I am committed to living a life that has lasting positive impact in the world. I left a successful career in business in order to find purpose. I found a home in the social sector, focusing primarily on global health issues. The skills I learned as a business person have helped me to build and scale efficient and effective programs that have contributed to improving lives around the world. But it’s often been challenging to know to whether and to what degree my work has had the impact intended.
I graduated with a BS in Communication Studies and MS in Integrated Marketing from Northwestern University. I learned about business as a strategy consultant at Mercer Management Consulting (now Oliver Wyman) where I worked in a variety of industries including airlines, consumer finance, and oil & gas. After receiving my MBA from the Stanford Graduate School of Business, I returned to consulting at Lippincott Mercer, where I focused on consumer insights and brand strategy. As a consultant, I learned how to analyze quantitative financial and operational data, using it to project profits and estimate the return on investment. I built skills in desk research and collecting data from stakeholders through surveys, focus groups, and interviews in order to understand the competitive landscape and gather customer insights. Based on these data, I developed and presented strategies to clients to guide important business decisions about product features, marketing campaigns, and operational investments.
Although I was successful, I didn’t feel like my work was aligned with my values. In 2006, I made a transition to work in the social sector, where I believed I could use the skills I’d developed in business to make a difference. I was drawn to the Clinton Health Access Initiative due to their use of market-based solutions to driving down the price of drugs to treat HIV in order to increase access among those most in need, particularly in Sub-Saharan Africa and India and to Project Healthy Children because the focus on the fortification of staple foods—like salt, flour and oil—in Honduras, Rwanda, Malawi and Liberia was recognized by economists as one of the most cost-effective interventions in global health.
My business skills were useful in these organizations and given the reaction of the global community to the results, it seemed clear it had impact. However, I learned quickly how limited they were in a context without a shared profit goal. Impact was harder to measure when successful implementation required changes to national and international policies, working within local health care systems to deliver care and treatment, and balancing the interests of government and philanthropic donors. I also came to recognize the role of academic medical centers in the United States as thought leaders, using research to drive global health priorities. So, in 2011 I returned to Stanford to launch the Center for Innovation in Global Health and work with students and faculty across the schools of medicine, business, and engineering in order to develop a pipeline of new products designed to improve health in low-income countries. This work supported initial research into over 50 projects, some of which launched organizations, such as Noora Health and Foldscope Instruments, and led to the development of an article in the Stanford Social Innovation Review.
It was gratifying to work with social entrepreneurs, but their path to impact was long and uncertain.
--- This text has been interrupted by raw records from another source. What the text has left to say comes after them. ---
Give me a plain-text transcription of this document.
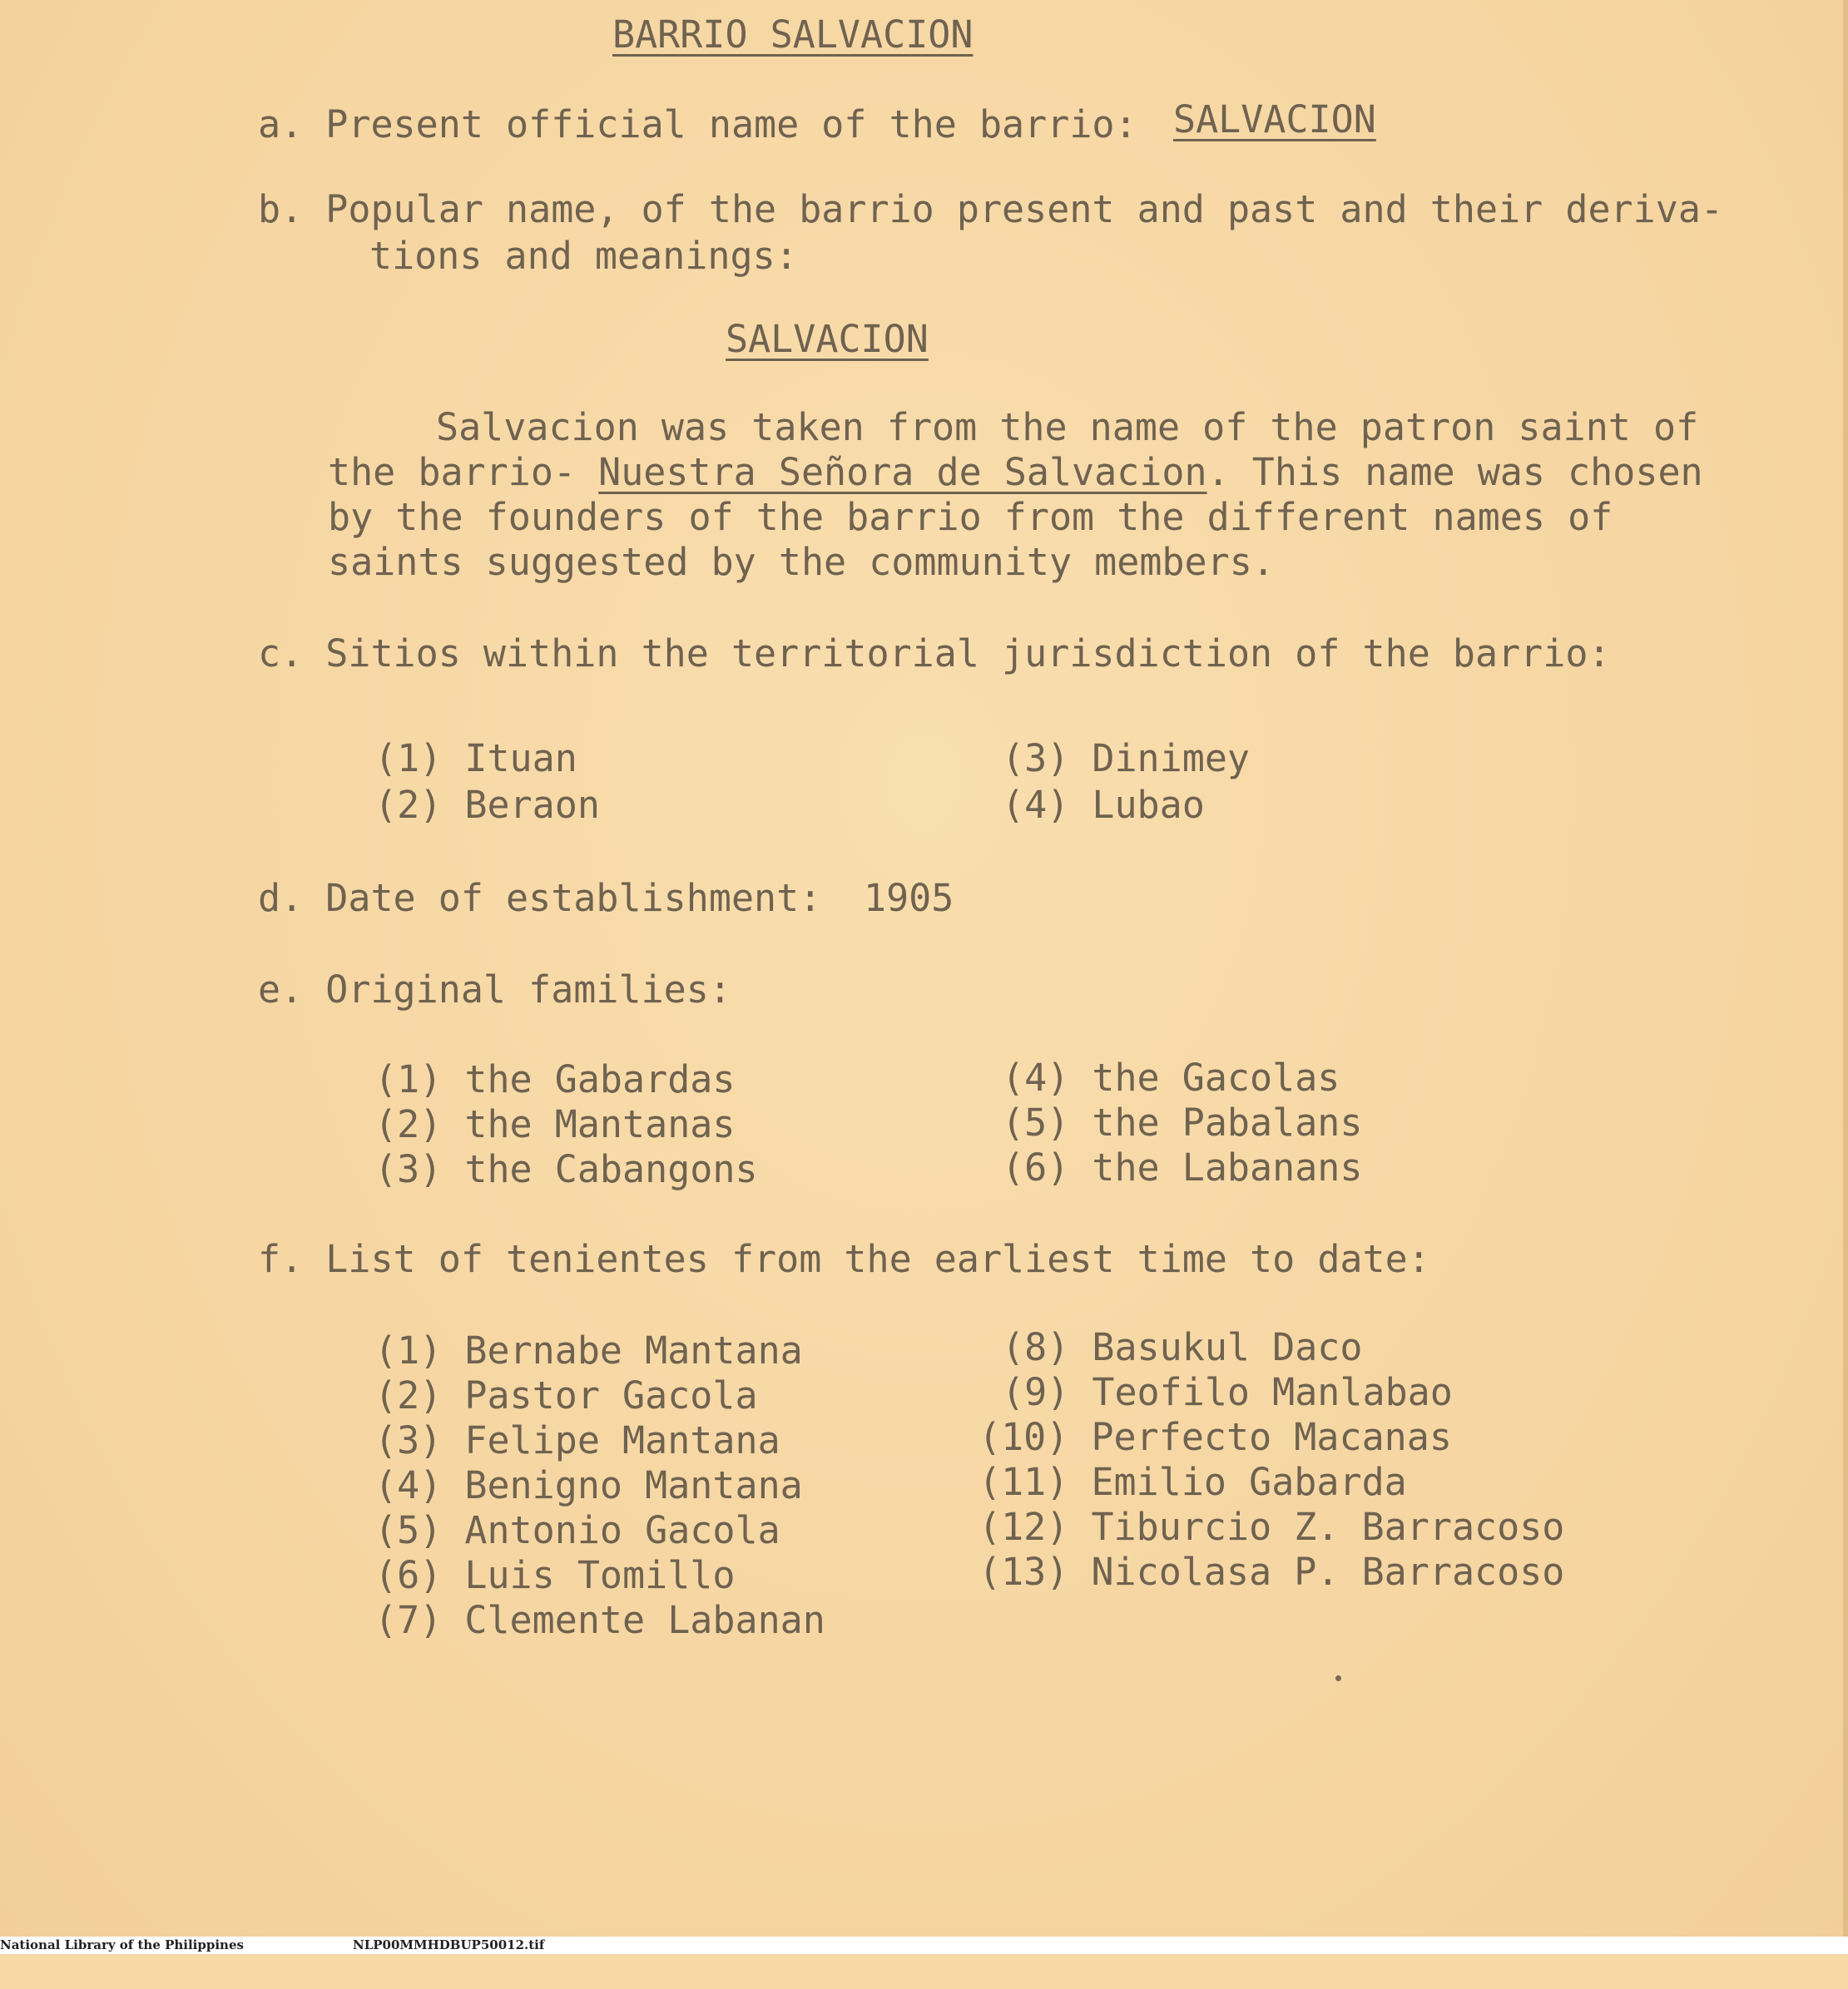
BARRIO SALVACION
a. Present official name of the barrio: SALVACION
b. Popular name, of the barrio present and past and their deriva-
tions and meanings:
SALVACION
Salvacion was taken from the name of the patron saint of
the barrio- Nuestra Señora de Salvacion. This name was chosen
by the founders of the barrio from the different names of
saints suggested by the community members.
c. Sitios within the territorial jurisdiction of the barrio:
(1) Ituan
(2) Beraon
(3) Dinimey
(4) Lubao
d. Date of establishment: 1905
e. Original families:
(1) the Gabardas
(2) the Mantanas
(3) the Cabangons
(4) the Gacolas
(5) the Pabalans
(6) the Labanans
f. List of tenientes from the earliest time to date:
(1) Bernabe Mantana
(2) Pastor Gacola
(3) Felipe Mantana
(4) Benigno Mantana
(5) Antonio Gacola
(6) Luis Tomillo
(7) Clemente Labanan
(8) Basukul Daco
(9) Teofilo Manlabao
(10) Perfecto Macanas
(11) Emilio Gabarda
(12) Tiburcio Z. Barracoso
(13) Nicolasa P. Barracoso

National Library of the Philippines

	NLP00MMHDBUP50012.tif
I was eager to learn more about more traditional approaches to research that could definitively prove whether and how much impact had been achieved. So, in 2013 I joined the Institute for Global Health Sciences at the University of California, San Francisco (UCSF) in order to support the AIDS Research Institute and help build a Center for Global Health Delivery and Diplomacy. In these roles, I learned more about how research was designed, conducted, and used to inform policy. I worked closely with traditional researchers, particularly those pursuing a cure to HIV, and together we established the amfAR Cure Institute. In addition, I learned about implementation science, the study of how best to deliver the products and services we know improve health, and led projects using implementation science methodologies with Ministries of Health to improve health systems in Kenya and Ethiopia.
While working at UCSF, I also pursued a PhD in Global Health Science, which I completed in 2019. In my own research I was able to blend my business and public health interests, and focused on how investments in building leadership and management skills lead to improved health outcomes. My dissertation included a systematic review of programs that measured the impact of improved leadership and management and then designed and conducted impact evaluations for Born Free Africa and Global Health Corps, with the goal to develop evidence of a causal relationship between the work of these organizations and improvements in health indicators. In these studies, I applied techniques prized in the social sector as generating reliable evidence about impact, like randomized control trials or quasi-experimental designs. While the results were positive, they were not as clear as I expected. Issues with the availability and quality of data made it difficult to construct a model in which the appropriate factors were controlled and the programs were implemented to address real issues, rather than meet study design requirements of randomization or a single, definitive outcome. So, while I’d mastered the quantitative methods meant to provide evidence of causality, I was not convinced that they were the only or the most appropriate way to determine whether and how much impact had been achieved.
I’m convinced that while it is informed by quantitative data, impact isn’t only a number. What passes for evidence of impact these days is often just a measurement of achievement, but to discern true impact it’s important to have qualitative data about the experiences of those for and by whom the work is being done. In order to better understand how we create and measure impact, I’m researching and writing about this topic, gaining inspiration from the individuals and teams with whom I work, my three-legged dog, and the beauty of the San Francisco Bay Area.